The formula for d is the expression for the laplacian in polar coordinates, so it should be equal to
(diff(f,x,x)+diff(f,y,y)).subs(x=r*cos(t),y=r*sin(t))
which is what 5.0 verifies.
I'm pretty sure #12796 fixed this, since this kind of computation was the point of that ticket. I think this ticket can be closed. Add a doctest if you think the current tests are insufficient.

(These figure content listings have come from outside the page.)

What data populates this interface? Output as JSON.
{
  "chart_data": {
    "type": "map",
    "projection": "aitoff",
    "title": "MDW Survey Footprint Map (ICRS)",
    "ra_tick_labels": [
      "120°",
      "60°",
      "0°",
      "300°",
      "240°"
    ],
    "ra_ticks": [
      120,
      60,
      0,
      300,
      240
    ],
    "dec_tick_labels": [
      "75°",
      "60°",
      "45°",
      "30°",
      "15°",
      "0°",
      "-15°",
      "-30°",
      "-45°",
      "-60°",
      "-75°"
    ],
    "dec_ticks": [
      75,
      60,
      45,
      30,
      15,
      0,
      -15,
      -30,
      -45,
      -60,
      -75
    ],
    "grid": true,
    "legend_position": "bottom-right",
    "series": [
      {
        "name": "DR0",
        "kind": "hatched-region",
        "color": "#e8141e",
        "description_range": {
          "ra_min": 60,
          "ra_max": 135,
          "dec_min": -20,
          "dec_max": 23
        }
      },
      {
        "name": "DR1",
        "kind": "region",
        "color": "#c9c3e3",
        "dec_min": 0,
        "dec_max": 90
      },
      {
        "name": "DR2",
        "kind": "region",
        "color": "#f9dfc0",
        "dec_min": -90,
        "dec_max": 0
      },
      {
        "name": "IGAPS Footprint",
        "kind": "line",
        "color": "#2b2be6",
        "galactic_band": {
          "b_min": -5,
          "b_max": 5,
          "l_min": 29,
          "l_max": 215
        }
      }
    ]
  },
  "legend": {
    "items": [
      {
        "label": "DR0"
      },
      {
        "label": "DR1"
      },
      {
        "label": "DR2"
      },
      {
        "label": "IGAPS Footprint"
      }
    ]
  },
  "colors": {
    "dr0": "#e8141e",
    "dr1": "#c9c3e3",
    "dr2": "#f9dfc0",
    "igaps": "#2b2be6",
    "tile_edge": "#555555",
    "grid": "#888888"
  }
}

comment:10 Changed 8 years ago by
- Milestone changed from sage-5.11 to sage-5.12
comment:11 Changed 7 years ago by
- Milestone changed from sage-6.1 to sage-6.2
comment:12 Changed 7 years ago by
- Milestone changed from sage-6.2 to sage-6.3
comment:13 Changed 7 years ago by
- Milestone changed from sage-6.3 to sage-6.4
I don't know that this is necessarily a regression so much as having made some choices about what is 'allowed' to be a symbolic derivative. We don't allow (for reasons that are unclear to me, because I still don't understand why we changed how we represent symbolic derivatives) arguments that are not just variables, unlike here where they are expressions.
It's the conversion to Maxima that is failing, by the way.
This even happens with trying to simplify (send to Maxima)
This is at least tangentially related to #6840 and #6756, though probably not directly.